O efeito seria ainda mais forte em caso de mercado de trabalho aquecido, em que há baixa oferta de trabalhadores no mercado de trabalho. Christiano Penna ressalta ainda que, no caso do salário mínimo, a redução é inconstitucional.
O impacto no custo de contratação pelos empresários não deve ser um ponto delimitante na discussão sobre a escala 6×1, defende o supervisor técnico do Departamento Intersindical de Estatística e Estudos Socioeconômicos (Dieese), Reginaldo Aguiar.
O representante do Dieese aponta que no setor de comércio, por exemplo, costuma pagar salários próximos ao mínimo. “O peso no faturamento das folhas de pagamento na maioria das empresas do comércio fica na faixa de 3 a 5%. O custo com mão de obra já é super barato”, aponta.
Reginaldo afirma que o debate sobre a redução de jornada não deve focar no impacto econômico, e sim na melhoria das condições de vida dos trabalhadores.
“As pessoas têm o direito de viver. Isso não pode ser dado por uma questão financeira. Estamos em um modelo extremamente injusto em uma época que vários países e várias empresas têm feito testes para que as pessoas trabalhem menos”, aponta.
O supervisor técnico aponta que o aumento do tempo livre pode viabilizar que os profissionais se profissionalizem e aumentem a produtividade. “Com o nível de tecnologia que se tem hoje, é necessária uma semana com menos dias de trabalho. O preço que a classe trabalhadora paga é absolutamente insustentável”, afirma.
QUEIXA ANTIGA
Os impactos econômicos também foram utilizados como argumento para evitar a Consolidação das Leis Trabalhistas (CLT). É o que aponta Edemilson Paraná, professor de Sociologia Econômica da LUT University, na Finlândia.

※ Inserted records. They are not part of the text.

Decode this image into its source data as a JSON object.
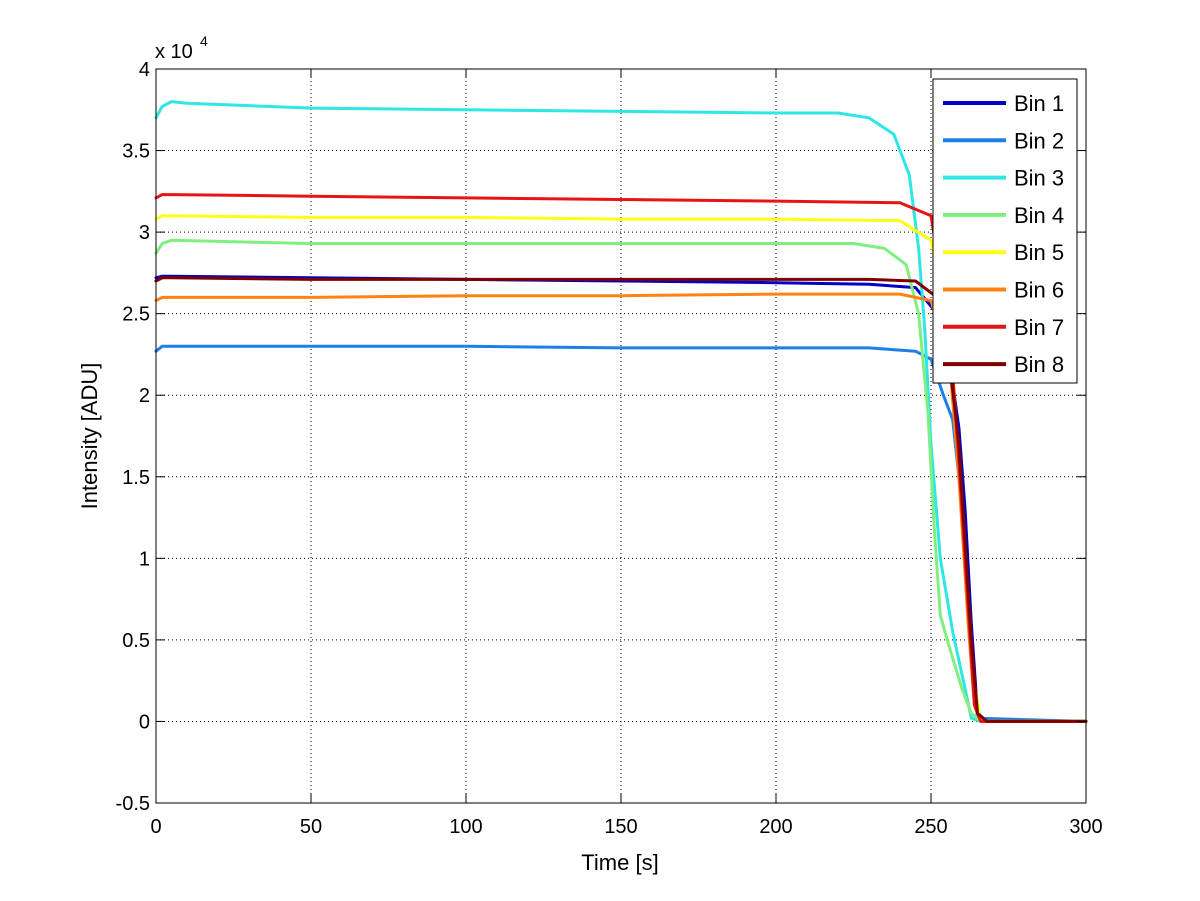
{
  "chart_data": {
    "type": "line",
    "title": "",
    "xlabel": "Time [s]",
    "ylabel": "Intensity [ADU]",
    "y_multiplier_base": "x 10",
    "y_multiplier_exponent": "4",
    "xlim": [
      0,
      300
    ],
    "ylim": [
      -0.5,
      4
    ],
    "x_ticks": [
      0,
      50,
      100,
      150,
      200,
      250,
      300
    ],
    "x_tick_labels": [
      "0",
      "50",
      "100",
      "150",
      "200",
      "250",
      "300"
    ],
    "y_ticks": [
      -0.5,
      0,
      0.5,
      1,
      1.5,
      2,
      2.5,
      3,
      3.5,
      4
    ],
    "y_tick_labels": [
      "-0.5",
      "0",
      "0.5",
      "1",
      "1.5",
      "2",
      "2.5",
      "3",
      "3.5",
      "4"
    ],
    "grid": true,
    "legend_position": "top-right",
    "series": [
      {
        "name": "Bin 1",
        "color": "#0000c8",
        "x": [
          0,
          2,
          5,
          50,
          100,
          150,
          200,
          230,
          245,
          252,
          256,
          259,
          261,
          263,
          265,
          268,
          300
        ],
        "y": [
          2.72,
          2.73,
          2.73,
          2.72,
          2.71,
          2.7,
          2.69,
          2.68,
          2.66,
          2.5,
          2.2,
          1.8,
          1.3,
          0.6,
          0.05,
          0,
          0
        ]
      },
      {
        "name": "Bin 2",
        "color": "#1e7fe6",
        "x": [
          0,
          2,
          5,
          50,
          100,
          150,
          200,
          230,
          245,
          250,
          254,
          257,
          259,
          261,
          263,
          265,
          300
        ],
        "y": [
          2.27,
          2.3,
          2.3,
          2.3,
          2.3,
          2.29,
          2.29,
          2.29,
          2.27,
          2.22,
          2.0,
          1.85,
          1.5,
          1.0,
          0.4,
          0.02,
          0
        ]
      },
      {
        "name": "Bin 3",
        "color": "#2fe6e6",
        "x": [
          0,
          2,
          5,
          10,
          50,
          100,
          150,
          200,
          220,
          230,
          238,
          243,
          246,
          248,
          250,
          253,
          257,
          261,
          263,
          266,
          300
        ],
        "y": [
          3.7,
          3.77,
          3.8,
          3.79,
          3.76,
          3.75,
          3.74,
          3.73,
          3.73,
          3.7,
          3.6,
          3.35,
          2.9,
          2.4,
          1.7,
          1.0,
          0.55,
          0.2,
          0.02,
          0,
          0
        ]
      },
      {
        "name": "Bin 4",
        "color": "#7ff07f",
        "x": [
          0,
          2,
          5,
          50,
          100,
          150,
          200,
          225,
          235,
          242,
          246,
          249,
          251,
          253,
          256,
          260,
          263,
          266,
          300
        ],
        "y": [
          2.87,
          2.93,
          2.95,
          2.93,
          2.93,
          2.93,
          2.93,
          2.93,
          2.9,
          2.8,
          2.5,
          1.9,
          1.2,
          0.65,
          0.45,
          0.2,
          0.05,
          0,
          0
        ]
      },
      {
        "name": "Bin 5",
        "color": "#ffff14",
        "x": [
          0,
          2,
          5,
          50,
          100,
          150,
          200,
          240,
          250,
          256,
          260,
          263,
          266,
          300
        ],
        "y": [
          3.08,
          3.1,
          3.1,
          3.09,
          3.09,
          3.08,
          3.08,
          3.07,
          2.95,
          2.3,
          1.3,
          0.35,
          0,
          0
        ]
      },
      {
        "name": "Bin 6",
        "color": "#ff8214",
        "x": [
          0,
          2,
          5,
          50,
          100,
          150,
          200,
          240,
          250,
          256,
          259,
          262,
          264,
          266,
          300
        ],
        "y": [
          2.58,
          2.6,
          2.6,
          2.6,
          2.61,
          2.61,
          2.62,
          2.62,
          2.58,
          2.2,
          1.5,
          0.6,
          0.1,
          0,
          0
        ]
      },
      {
        "name": "Bin 7",
        "color": "#e61414",
        "x": [
          0,
          2,
          5,
          50,
          100,
          150,
          200,
          240,
          250,
          256,
          259,
          262,
          264,
          266,
          300
        ],
        "y": [
          3.21,
          3.23,
          3.23,
          3.22,
          3.21,
          3.2,
          3.19,
          3.18,
          3.1,
          2.4,
          1.6,
          0.7,
          0.1,
          0,
          0
        ]
      },
      {
        "name": "Bin 8",
        "color": "#800000",
        "x": [
          0,
          2,
          5,
          50,
          100,
          150,
          200,
          230,
          245,
          252,
          256,
          259,
          261,
          263,
          265,
          268,
          300
        ],
        "y": [
          2.7,
          2.72,
          2.72,
          2.71,
          2.71,
          2.71,
          2.71,
          2.71,
          2.7,
          2.6,
          2.2,
          1.7,
          1.1,
          0.5,
          0.05,
          0,
          0
        ]
      }
    ]
  }
}
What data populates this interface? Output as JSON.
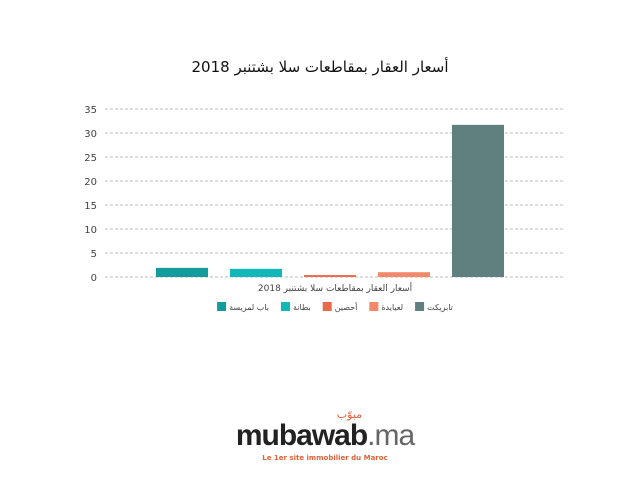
{
  "chart_data": {
    "type": "bar",
    "title": "أسعار العقار بمقاطعات سلا بشتنبر 2018",
    "xlabel": "أسعار العقار بمقاطعات سلا بشتنبر 2018",
    "ylabel": "",
    "ylim": [
      0,
      35
    ],
    "yticks": [
      0,
      5,
      10,
      15,
      20,
      25,
      30,
      35
    ],
    "grid": true,
    "legend": "bottom",
    "series": [
      {
        "name": "باب لمريسة",
        "value": 1.9,
        "color": "#129c9c"
      },
      {
        "name": "بطانة",
        "value": 1.7,
        "color": "#12b8b8"
      },
      {
        "name": "أحصين",
        "value": 0.4,
        "color": "#e86a4a"
      },
      {
        "name": "لعيايدة",
        "value": 1.0,
        "color": "#f28a6a"
      },
      {
        "name": "تابريكت",
        "value": 31.7,
        "color": "#607f7f"
      }
    ]
  },
  "logo": {
    "arabic": "مبوّب",
    "name": "mubawab",
    "tld": ".ma",
    "tagline": "Le 1er site immobilier du Maroc"
  }
}
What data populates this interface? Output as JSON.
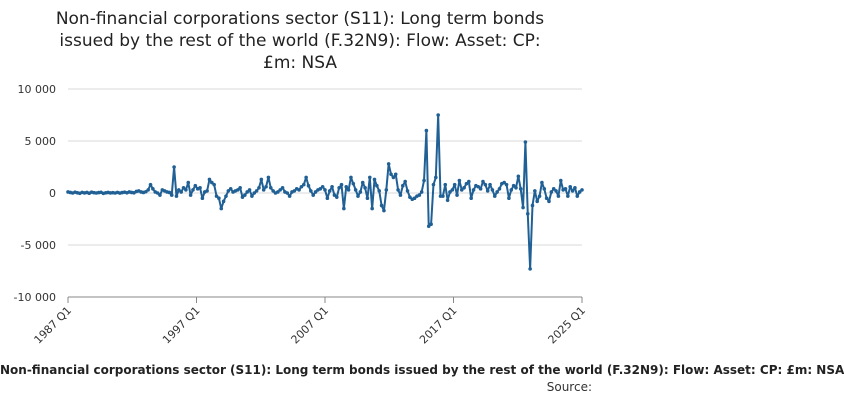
{
  "title_lines": [
    "Non-financial corporations sector (S11): Long term bonds",
    "issued by the rest of the world (F.32N9): Flow: Asset: CP:",
    "£m: NSA"
  ],
  "footer_text": "Non-financial corporations sector (S11): Long term bonds issued by the rest of the world (F.32N9): Flow: Asset: CP: £m: NSA",
  "source_label": "Source:",
  "colors": {
    "series": "#206095",
    "grid": "#d9d9d9",
    "axis": "#888888"
  },
  "chart_data": {
    "type": "line",
    "title": "Non-financial corporations sector (S11): Long term bonds issued by the rest of the world (F.32N9): Flow: Asset: CP: £m: NSA",
    "xlabel": "",
    "ylabel": "",
    "ylim": [
      -10000,
      10000
    ],
    "yticks": [
      10000,
      5000,
      0,
      -5000,
      -10000
    ],
    "ytick_labels": [
      "10 000",
      "5 000",
      "0",
      "-5 000",
      "-10 000"
    ],
    "xticks": [
      "1987 Q1",
      "1997 Q1",
      "2007 Q1",
      "2017 Q1",
      "2025 Q1"
    ],
    "grid": true,
    "legend": "none",
    "series": [
      {
        "values": [
          100,
          50,
          0,
          80,
          20,
          -30,
          60,
          10,
          50,
          -20,
          80,
          30,
          0,
          40,
          70,
          -40,
          20,
          50,
          10,
          30,
          0,
          60,
          -10,
          40,
          80,
          20,
          100,
          50,
          20,
          150,
          200,
          100,
          50,
          120,
          300,
          800,
          400,
          100,
          0,
          -200,
          300,
          200,
          100,
          50,
          -200,
          2500,
          -300,
          300,
          100,
          500,
          300,
          1000,
          -200,
          300,
          700,
          400,
          500,
          -500,
          100,
          200,
          1300,
          1000,
          800,
          -300,
          -500,
          -1500,
          -800,
          -300,
          200,
          400,
          100,
          200,
          300,
          500,
          -400,
          -200,
          100,
          300,
          -300,
          0,
          200,
          500,
          1300,
          300,
          600,
          1500,
          500,
          200,
          0,
          100,
          300,
          500,
          100,
          0,
          -300,
          100,
          200,
          400,
          300,
          600,
          800,
          1500,
          700,
          200,
          -200,
          100,
          300,
          400,
          600,
          300,
          -500,
          200,
          600,
          -200,
          -400,
          500,
          800,
          -1500,
          600,
          300,
          1500,
          900,
          300,
          -300,
          100,
          1000,
          500,
          -500,
          1500,
          -1500,
          1300,
          700,
          200,
          -1200,
          -1700,
          300,
          2800,
          1800,
          1500,
          1800,
          300,
          -200,
          700,
          1100,
          200,
          -400,
          -600,
          -500,
          -300,
          -200,
          100,
          1200,
          6000,
          -3200,
          -3000,
          800,
          1500,
          7500,
          -300,
          -300,
          800,
          -700,
          100,
          300,
          800,
          -200,
          1200,
          300,
          500,
          900,
          1100,
          -500,
          300,
          700,
          600,
          400,
          1100,
          800,
          200,
          800,
          300,
          -300,
          100,
          400,
          900,
          1000,
          800,
          -500,
          300,
          700,
          500,
          1600,
          400,
          -1400,
          4900,
          -2000,
          -7300,
          -1200,
          200,
          -800,
          -300,
          1000,
          400,
          -500,
          -800,
          100,
          400,
          200,
          -300,
          1200,
          300,
          400,
          -300,
          600,
          200,
          500,
          -300,
          100,
          300
        ]
      }
    ]
  }
}
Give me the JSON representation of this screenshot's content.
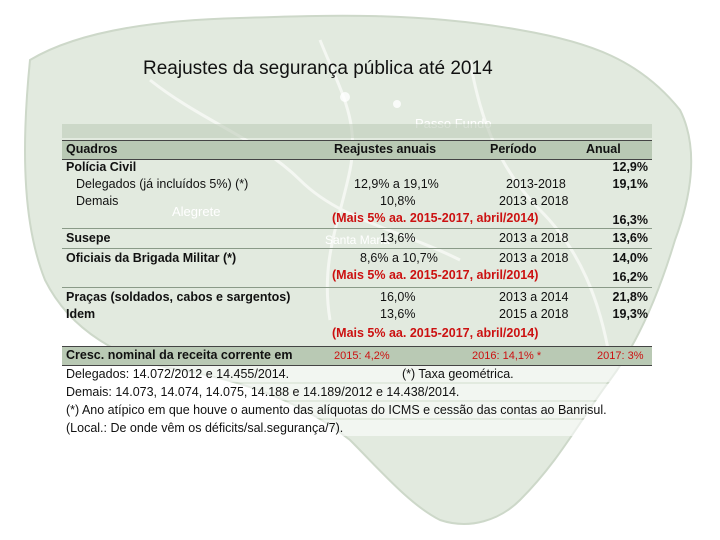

O argumento foi utilizado na aprovação das férias remuneradas e décimo-terceiro, foi utilizado novamente na aprovação da licença-maternidade. Todo momento em que uma nova legislação voltada para a melhoria das relações de trabalho, para construção do ambiente de trabalho mais equilibrado e economicamente mais justo aparece, esse argumento volta a aparecer.
Edemilson Paranáprofessor de Sociologia Econômica da LUT University
O especialista aponta que a proposta de redução da jornada de trabalho está alinhada com um movimento mundial e que faltam dados concretos sobre um impacto econômico negativo.
As análises também precisam considerar um círculo virtuoso provocado pela redução das jornadas, com trabalhadores mais produtivos e consumindo mais, segundo Edemilson Paraná.